Re-Read: Graceling (Kristin Cashore)

Graceling is the first novel by Kristin Cashore, loosely connected to her novel Fire [which I’ve reviewed here and here] and followed by Bitterblue. I reviewed it here for the first time.

Katsa is Graced: a special and extreme talent. Unfortunately, her Grace is to kill. She has suffered her whole life for it, constantly pressuring herself to get herself under perfect control, while having to work as a common thug and contract killer for her uncle, King Randa.
But Katsa sees the injustices in the kingdoms around her and decides that she can atone for her Grace by setting some things right. Therefore she forms a council that works for the people.
But when Katsa and the council rescue an old man who has been kidnapped and Katsa meets another Graceling, a fighter, she soon has to see that something is really very wrong in her world.

I wanted to read Graceling a little more slowly the second time round, like I did with Fire. It proved to be impossible. I fell into the book as much as the first time round and gobbled it up in only a couple of days. And again, there was laughing out loud and actual tears.

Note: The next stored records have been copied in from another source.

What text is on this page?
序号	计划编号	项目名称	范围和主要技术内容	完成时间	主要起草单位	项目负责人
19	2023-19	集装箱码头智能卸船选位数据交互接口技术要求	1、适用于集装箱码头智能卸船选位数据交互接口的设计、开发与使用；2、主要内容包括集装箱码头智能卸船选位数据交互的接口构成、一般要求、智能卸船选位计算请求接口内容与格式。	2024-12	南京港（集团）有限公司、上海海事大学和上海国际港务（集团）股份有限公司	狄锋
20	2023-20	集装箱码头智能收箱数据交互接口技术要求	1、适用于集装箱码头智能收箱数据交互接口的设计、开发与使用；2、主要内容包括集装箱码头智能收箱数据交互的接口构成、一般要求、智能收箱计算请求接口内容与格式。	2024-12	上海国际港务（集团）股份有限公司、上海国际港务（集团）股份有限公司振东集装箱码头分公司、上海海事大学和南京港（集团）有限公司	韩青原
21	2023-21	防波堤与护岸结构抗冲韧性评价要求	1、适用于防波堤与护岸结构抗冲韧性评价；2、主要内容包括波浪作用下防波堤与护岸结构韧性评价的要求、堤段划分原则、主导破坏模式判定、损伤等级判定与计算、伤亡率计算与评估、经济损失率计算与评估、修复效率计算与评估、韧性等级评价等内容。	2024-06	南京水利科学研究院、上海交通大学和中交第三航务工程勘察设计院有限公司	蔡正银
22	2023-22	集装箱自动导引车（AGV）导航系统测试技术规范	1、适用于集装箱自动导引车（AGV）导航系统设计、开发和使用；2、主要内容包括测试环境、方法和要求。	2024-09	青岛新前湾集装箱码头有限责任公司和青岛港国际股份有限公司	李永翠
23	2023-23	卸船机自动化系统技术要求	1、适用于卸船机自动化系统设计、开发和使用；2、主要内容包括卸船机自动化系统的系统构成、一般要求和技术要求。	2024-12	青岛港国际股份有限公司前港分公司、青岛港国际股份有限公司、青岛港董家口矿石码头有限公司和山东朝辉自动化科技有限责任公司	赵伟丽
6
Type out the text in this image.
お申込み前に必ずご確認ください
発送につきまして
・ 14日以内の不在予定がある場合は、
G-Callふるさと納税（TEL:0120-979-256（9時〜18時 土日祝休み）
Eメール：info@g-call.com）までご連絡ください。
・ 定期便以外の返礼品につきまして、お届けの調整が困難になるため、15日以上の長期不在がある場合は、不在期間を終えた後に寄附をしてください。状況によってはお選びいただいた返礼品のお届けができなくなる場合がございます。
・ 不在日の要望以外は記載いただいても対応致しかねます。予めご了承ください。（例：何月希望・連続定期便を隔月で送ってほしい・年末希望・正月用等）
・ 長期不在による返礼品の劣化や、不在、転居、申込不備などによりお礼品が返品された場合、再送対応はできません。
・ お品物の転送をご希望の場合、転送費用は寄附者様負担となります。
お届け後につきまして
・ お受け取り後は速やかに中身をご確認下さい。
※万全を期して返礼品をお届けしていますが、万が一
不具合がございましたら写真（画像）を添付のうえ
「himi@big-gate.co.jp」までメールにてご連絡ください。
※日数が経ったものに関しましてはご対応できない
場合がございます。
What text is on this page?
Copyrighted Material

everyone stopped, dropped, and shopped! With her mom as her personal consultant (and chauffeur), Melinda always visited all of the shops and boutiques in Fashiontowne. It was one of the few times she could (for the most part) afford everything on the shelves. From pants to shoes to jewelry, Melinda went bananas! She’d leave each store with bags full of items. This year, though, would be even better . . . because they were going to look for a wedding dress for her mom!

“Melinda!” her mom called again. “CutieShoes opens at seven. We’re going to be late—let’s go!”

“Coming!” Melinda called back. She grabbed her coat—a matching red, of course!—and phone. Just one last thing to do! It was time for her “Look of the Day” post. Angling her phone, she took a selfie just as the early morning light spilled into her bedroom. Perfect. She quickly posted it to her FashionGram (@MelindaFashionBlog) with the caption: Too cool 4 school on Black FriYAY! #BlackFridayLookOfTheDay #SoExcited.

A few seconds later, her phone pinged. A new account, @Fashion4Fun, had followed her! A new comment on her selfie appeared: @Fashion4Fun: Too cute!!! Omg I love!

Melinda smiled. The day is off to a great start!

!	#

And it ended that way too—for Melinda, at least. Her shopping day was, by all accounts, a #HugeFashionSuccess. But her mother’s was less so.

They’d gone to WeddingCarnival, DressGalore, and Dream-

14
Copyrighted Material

I cry easily when it comes to movies. Not so much with books though, so that this happens at all is already extraordinary. That it happens twice with the same book… I don’t think that ever happened to me before, actually. But there I was, still perfectly remembering how Graceling ended and nevertheless bawling my eyes out when [SPOILER] Katsa gets back to Po in that hut and finds him depressed and blind and how he finally recovers and *sniff* [/SPOILER].

When I just re-read Fire, I found a deeper appreciation for Brigan than the first time round (though I already liked him the first time). With Po, that didn’t happen. But only because I don’t know how that would have been possible. He is made of so much awesome. He is very high on my list of fictional ideal guys I wish were real so I can fall in love with them and screw their brains out.

I did like Katsa even better this time round, though. I loved her struggle for control over her life and how she sticks to being herself and her fierce loyalty and her development over the course of the book.

And since I knew that Bitterblue would be the star of the next book, I paid more attention to her. Which again, only improved my opinion. She’s amazing.

In short, I still can’t do anything but gush about this book. I already want to re-read it again. But first, there’s finally Bitterblue to get to.

Summarising: Read it. It’s perfect.


    • I’m glad you liked it! Always good to share the passion for a good book.

      I think that you’ll get more out of Bitterblue if you read.Fire.first. Though it will mean that you’ll know more than Bitterblue for most of her book, so there’s that.